Defesa de Lula usa o precedente Bendine para tentar libertar ex-presidente

“Não é preciso qualquer esforço hermenêutico para divisar, claramente, a ocorrência de constrangimento ilegal na assinatura de prazo comum para apresentação das alegações finais por parte de corréus e corréus delatores, já que os últimos podem apresentar carga incriminatória-surpresa contra os primeiros — com acordo de colaboração firmado ou não”, dizem os defensores no recurso

Ricardo Stuckert
Ricardo Stuckert (Foto: Felipe L. Gonçalves/247)

BRASÍLIA (Reuters) - Em novo pedido de liberdade apresentado nesta quarta-feira, a defesa do ex-presidente Luiz Inácio Lula da Silva requereu nesta quarta-feira que o Supremo Tribunal Federal (STF) estenda ao petista decisão de anular sentenças do ex-juiz da operação Lava Jato e atual ministro da Justiça, Sergio Moro.

No habeas corpus, os advogados de Lula usam como argumento a decisão tomada na véspera pela Segunda Turma do STF de invalidar condenação proferida por Moro do ex-presidente da Petrobras e do Banco do Brasil Aldemir Bendine.

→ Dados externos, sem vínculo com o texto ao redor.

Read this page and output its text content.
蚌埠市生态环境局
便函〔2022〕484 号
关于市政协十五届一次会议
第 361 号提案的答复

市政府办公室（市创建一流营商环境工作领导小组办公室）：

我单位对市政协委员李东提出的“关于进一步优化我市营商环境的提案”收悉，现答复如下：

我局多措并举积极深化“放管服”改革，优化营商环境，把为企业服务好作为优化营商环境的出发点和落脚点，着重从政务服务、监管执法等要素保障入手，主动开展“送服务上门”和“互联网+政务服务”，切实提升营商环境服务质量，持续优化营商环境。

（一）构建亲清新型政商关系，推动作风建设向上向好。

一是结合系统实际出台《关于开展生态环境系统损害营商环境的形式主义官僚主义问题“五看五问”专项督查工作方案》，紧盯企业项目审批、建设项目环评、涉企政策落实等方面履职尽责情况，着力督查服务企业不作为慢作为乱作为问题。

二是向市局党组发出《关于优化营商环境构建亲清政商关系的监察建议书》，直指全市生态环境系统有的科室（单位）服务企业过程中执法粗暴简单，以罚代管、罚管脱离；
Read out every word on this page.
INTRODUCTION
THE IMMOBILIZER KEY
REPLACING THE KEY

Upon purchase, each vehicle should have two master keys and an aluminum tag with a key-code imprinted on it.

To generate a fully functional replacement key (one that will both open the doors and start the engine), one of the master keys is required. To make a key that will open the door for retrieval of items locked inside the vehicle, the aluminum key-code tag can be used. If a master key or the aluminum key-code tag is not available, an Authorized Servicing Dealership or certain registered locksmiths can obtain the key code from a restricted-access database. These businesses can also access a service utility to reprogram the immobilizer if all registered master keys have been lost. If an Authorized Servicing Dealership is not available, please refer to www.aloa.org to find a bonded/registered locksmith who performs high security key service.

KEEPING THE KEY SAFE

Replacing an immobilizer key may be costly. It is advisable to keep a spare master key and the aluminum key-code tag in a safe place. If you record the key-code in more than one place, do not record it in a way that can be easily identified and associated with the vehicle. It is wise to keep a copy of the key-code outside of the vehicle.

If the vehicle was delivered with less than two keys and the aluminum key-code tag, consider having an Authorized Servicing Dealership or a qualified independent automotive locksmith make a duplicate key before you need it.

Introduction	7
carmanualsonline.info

A alegação, nesse caso, é que Bendine foi notificado ao mesmo tempo em que réus delatores para apresentar suas alegações finais (manifestação processual que antecede o julgamento) e não posteriormente.

A defesa do ex-presidente afirma que Lula —preso desde abril do ano passado pela condenação no processo do tríplex do Guarujá (SP)— deve ser libertado imediatamente e pede que a corte suspenda ou anule os três processos contra o petista: além do tríplex, o que envolve o sítio de Atibaia e o Instituto Lula.

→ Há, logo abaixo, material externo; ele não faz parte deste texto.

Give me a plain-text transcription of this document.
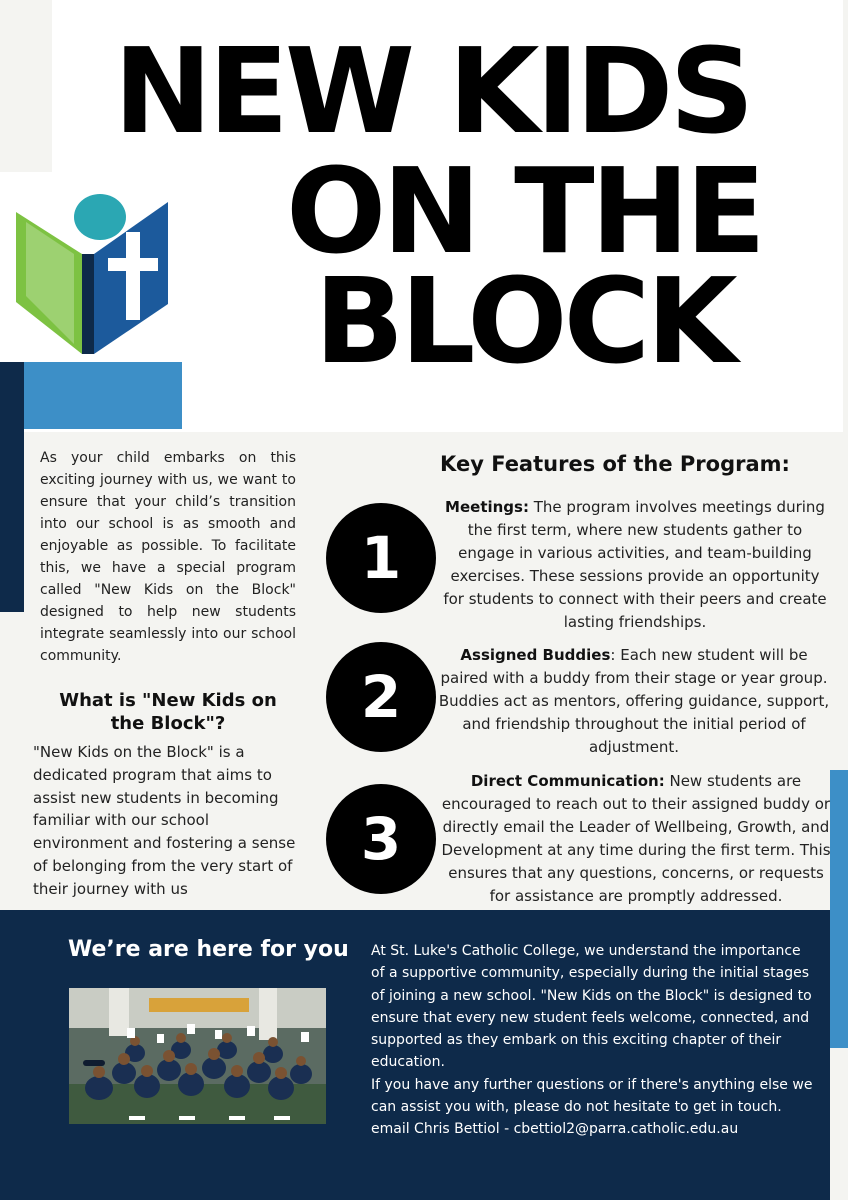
NEW KIDS
ON THE
BLOCK
As your child embarks on this exciting journey with us, we want to ensure that your child’s transition into our school is as smooth and enjoyable as possible. To facilitate this, we have a special program called "New Kids on the Block" designed to help new students integrate seamlessly into our school community.
What is "New Kids on the Block"?
"New Kids on the Block" is a dedicated program that aims to assist new students in becoming familiar with our school environment and fostering a sense of belonging from the very start of their journey with us
Key Features of the Program:
1
2
3
Meetings: The program involves meetings during the first term, where new students gather to engage in various activities, and team-building exercises. These sessions provide an opportunity for students to connect with their peers and create lasting friendships.
Assigned Buddies: Each new student will be paired with a buddy from their stage or year group. Buddies act as mentors, offering guidance, support, and friendship throughout the initial period of adjustment.
Direct Communication: New students are encouraged to reach out to their assigned buddy or directly email the Leader of Wellbeing, Growth, and Development at any time during the first term. This ensures that any questions, concerns, or requests for assistance are promptly addressed.
We’re are here for you	At St. Luke's Catholic College, we understand the importance of a supportive community, especially during the initial stages of joining a new school. "New Kids on the Block" is designed to ensure that every new student feels welcome, connected, and supported as they embark on this exciting chapter of their education.

If you have any further questions or if there's anything else we can assist you with, please do not hesitate to get in touch.

email Chris Bettiol - cbettiol2@parra.catholic.edu.au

“Não é preciso qualquer esforço hermenêutico para divisar, claramente, a ocorrência de constrangimento ilegal na assinatura de prazo comum para apresentação das alegações finais por parte de corréus e corréus delatores, já que os últimos podem apresentar carga incriminatória-surpresa contra os primeiros — com acordo de colaboração firmado ou não”, dizem os defensores no recurso.

A defesa destaca ainda que, para além do novo recurso, está pendente de julgamento habeas corpus no Supremo que questionam a suposta atuação parcial de Moro e dos procuradores da Força-Tarefa da Lava Jato - esses dois recursos também podem anular condenações contra Lula.

O advogado do ex-presidente Cristiano Zanin Martins reuniu-se nesta quarta com o relator da Lava Jato no Supremo, ministro Edson Fachin.